Empirical distributions of even-skipped estimates plotted against observed intensity for each nucleus-pair (A, binomial estimator) or each nucleus (B, Poisson estimator). None of the standard noise models are supported by the empirical distributions.
The main challenge with the binomial estimator is the identification of nuclei pairs. Although the discriminations are reasonably clear visually, we found it hard to develop an algorithm that pairs nuclei with satisfactory reliability. We experimented with various algorithms based on the distance between nuclei, as well as the intensity of the image between nuclei. The latter makes sense because some nuclei pairs that have recently divided remain connected by visible filaments. However, the distances between a correct nucleus pair and an incorrect nucleus pair can be as little as a pixel or two. Given uncertainties in the segmentation of nuclei from the image and determination of the centroids or boundaries, this margin is too thin to be reliable. Further, in some cases, the correct partner for a nucleus is not the nearest one, but the second or third nearest. However, this only becomes clear in the context of the other nuclei in the area. Perhaps further effort could yield a satisfactory algorithm, but we leave this as a topic for future research.

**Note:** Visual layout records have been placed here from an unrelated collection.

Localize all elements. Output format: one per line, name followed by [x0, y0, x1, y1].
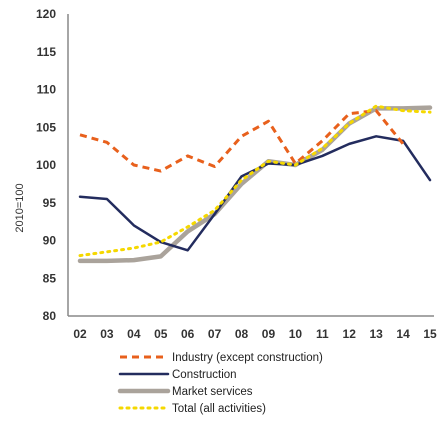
- y-tick-label: 105: [36, 120, 56, 134]
- x-tick-label: 13: [369, 327, 383, 341]
- y-tick-label: 110: [37, 83, 57, 97]
- y-tick-label: 85: [43, 271, 57, 285]
- x-tick-label: 08: [235, 327, 249, 341]
- y-tick-label: 80: [43, 309, 57, 323]
- x-tick-label: 05: [154, 327, 168, 341]
- x-tick-labels: 02 03 04 05 06 07 08 09 10 11 12 13 14 15: [73, 327, 437, 341]
- x-tick-label: 12: [343, 327, 357, 341]
- y-tick-label: 120: [36, 7, 56, 21]
- y-tick-label: 95: [43, 196, 57, 210]
- x-tick-label: 02: [73, 327, 87, 341]
- series-line-2: [77, 105, 433, 264]
- legend-label: Industry (except construction): [172, 352, 323, 364]
- x-tick-label: 09: [262, 327, 276, 341]
- series-line-1: [78, 135, 432, 252]
- y-tick-labels: 80 85 90 95 100 105 110 115 120: [36, 7, 56, 323]
- y-tick-label: 100: [36, 158, 56, 172]
- y-tick-label: 115: [37, 45, 57, 59]
- legend-label: Market services: [172, 386, 253, 398]
- x-tick-label: 03: [100, 327, 114, 341]
- series-line-3: [78, 104, 432, 258]
- x-tick-label: 06: [181, 327, 195, 341]
- legend-label: Total (all activities): [172, 403, 266, 415]
- x-tick-label: 11: [316, 327, 329, 341]
- x-tick-label: 10: [289, 327, 303, 341]
- y-axis-label: 2010=100: [14, 183, 26, 232]
- legend: Industry (except construction) Constructi…: [117, 352, 323, 415]
- axes: [67, 14, 434, 317]
- series-line-0: [79, 109, 405, 173]
- x-tick-label: 14: [396, 327, 410, 341]
- y-tick-label: 90: [43, 234, 57, 248]
- legend-label: Construction: [172, 369, 237, 381]
- x-tick-label: 04: [127, 327, 141, 341]
- series-lines: [77, 104, 433, 264]
- x-tick-label: 07: [208, 327, 222, 341]
- x-tick-label: 15: [423, 327, 437, 341]
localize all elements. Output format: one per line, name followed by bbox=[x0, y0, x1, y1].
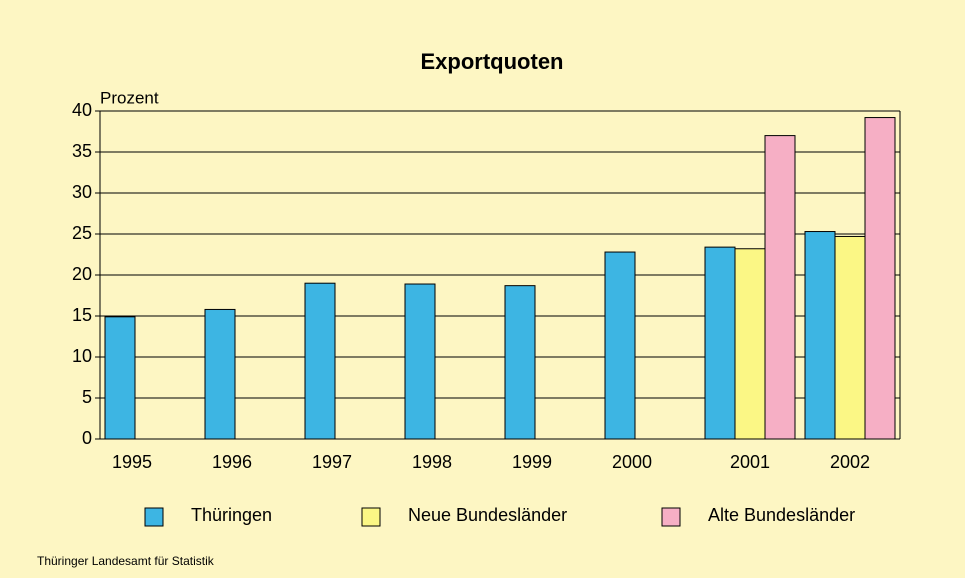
y-tick-label: 10 bbox=[72, 346, 92, 366]
y-axis-label: Prozent bbox=[100, 88, 159, 107]
bar bbox=[764, 135, 796, 440]
chart-title: Exportquoten bbox=[421, 49, 564, 74]
bar bbox=[604, 251, 636, 440]
x-tick-label: 1997 bbox=[312, 452, 352, 472]
bar bbox=[704, 246, 736, 440]
bar bbox=[864, 117, 896, 440]
bar bbox=[834, 235, 866, 440]
legend-label: Neue Bundesländer bbox=[408, 505, 567, 525]
source: Thüringer Landesamt für Statistik bbox=[37, 554, 215, 568]
y-tick-label: 5 bbox=[82, 387, 92, 407]
x-tick-label: 1995 bbox=[112, 452, 152, 472]
x-tick-label: 1998 bbox=[412, 452, 452, 472]
bar bbox=[734, 248, 766, 440]
bar bbox=[104, 316, 136, 440]
x-tick-label: 2001 bbox=[730, 452, 770, 472]
legend-swatch bbox=[361, 507, 381, 527]
bar bbox=[504, 285, 536, 440]
y-tick-label: 0 bbox=[82, 428, 92, 448]
x-tick-label: 2000 bbox=[612, 452, 652, 472]
y-tick-label: 25 bbox=[72, 223, 92, 243]
x-tick-label: 1996 bbox=[212, 452, 252, 472]
bar bbox=[804, 231, 836, 440]
y-tick-label: 20 bbox=[72, 264, 92, 284]
legend-swatch bbox=[144, 507, 164, 527]
bar bbox=[204, 308, 236, 440]
bar bbox=[404, 283, 436, 440]
legend-label: Alte Bundesländer bbox=[708, 505, 855, 525]
bar bbox=[304, 282, 336, 440]
legend-label: Thüringen bbox=[191, 505, 272, 525]
y-tick-label: 40 bbox=[72, 100, 92, 120]
x-tick-label: 2002 bbox=[830, 452, 870, 472]
legend-swatch bbox=[661, 507, 681, 527]
x-tick-label: 1999 bbox=[512, 452, 552, 472]
y-tick-label: 15 bbox=[72, 305, 92, 325]
y-tick-label: 35 bbox=[72, 141, 92, 161]
y-tick-label: 30 bbox=[72, 182, 92, 202]
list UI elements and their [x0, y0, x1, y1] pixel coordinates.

A caveat to both techniques is that they attempt to estimate only the number of fluorescing molecules. If labeling succeeds for only a fraction of proteins, or in the case of more complicated processes such as the formation of inclusion bodies (Iafolla et al., 2008), the number of fluorescing proteins can be significantly less than the total number of proteins present, and either method will underestimate the true amount of protein present.
6 CONCLUSIONS
We have introduced two estimators of protein copy number that apply to still fluorescence expression images with clearly identifiable nuclei or cells. Using these approaches, we estimated copy numbers for 14 genes in the segmentation network of Drosophila. Estimates ranged from several hundreds of proteins per nucleus up to thousands. We consider that these estimates lower bounds, as they assume all variability in expression is due to fundamental stochastic chemical processes. Other sources of noise in the data, which we believe to be present but which did not follow any clear patterns, are expected to drive these estimates lower than true copy numbers. Calibration experiments could resolve how great this bias is, and possibly provide a correction that could allow unbiased estimation of protein copy number in the future.
ACKNOWLEDGEMENTS
L.Z. would like to thank Gregory Butler for encouragement and advice. T.P. thanks Johannes Jaeger, David McMillen and Peter Swain for discussions and feedback that improved this work.
Funding: Department of Computer Science at Concordia University (to L.Z.); Ottawa Hospital Research Institute (to T.P.), McGill University (to T.P.); Natural Sciences and Engineering Research Council of Canada (to T.P.).
Conflict of Interest: none declared.